From: Evan Leibovitch via Talk <talk@lists.gtalug.org>
On Tue, Apr 7, 2026 at 5:54 AM CAREY SCHUG via Talk <talk@lists.gtalug.org> wrote:
I'm guessing "faxing is a thing" because some law requires it and has not
been updated.
More likely internal policy than law.
My impression is that 1) FAX became custom. Part of that is convincing lawyers not to resist. Lawyers seem to accept security theatre when convenient. How many email footers say, in effect, "if you are not the intended recipient, stop reading, from the top of the page." Silly. They gave in on FAXes generations ago. 2) it is hard to come up with a generic, secure, entity-to-entity messaging system. I know that when I talk to lawyers, I try to set up such a system but it costs time and money and frustration.

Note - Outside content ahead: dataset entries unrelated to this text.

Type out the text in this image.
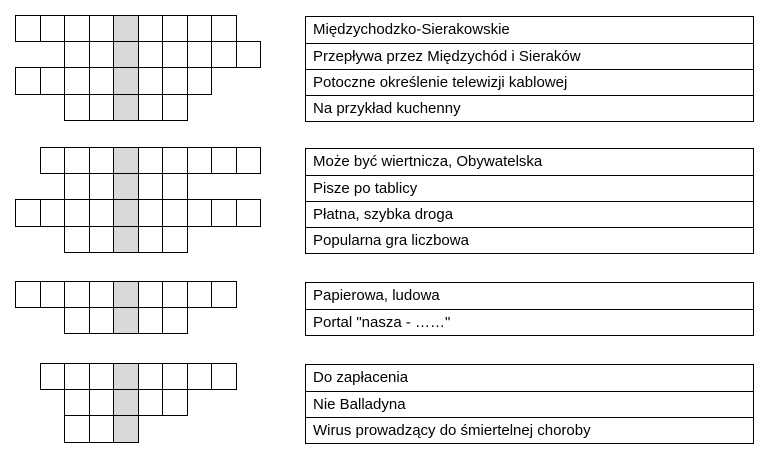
Międzychodzko-Sierakowskie
Przepływa przez Międzychód i Sieraków
Potoczne określenie telewizji kablowej
Na przykład kuchenny
Może być wiertnicza, Obywatelska
Pisze po tablicy
Płatna, szybka droga
Popularna gra liczbowa
Papierowa, ludowa
Portal "nasza - ……"
Do zapłacenia
Nie Balladyna
Wirus prowadzący do śmiertelnej choroby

Such systems tend to stumble on authentication. Cryptography is a solved problem (if you aren't scared of quantum attacks). Authentication can come down to an identity scheme. What one? How to verify? Does it make sense to the users? FAX uses phone numbers as identity (and blind trust). Maybe this is something Estonia has solved with its digital ID system. But you need to authenticate roles, not just individuals. I guess X.509 certs could do the job but they seem to complicated, unwieldy, and expensive for individuals.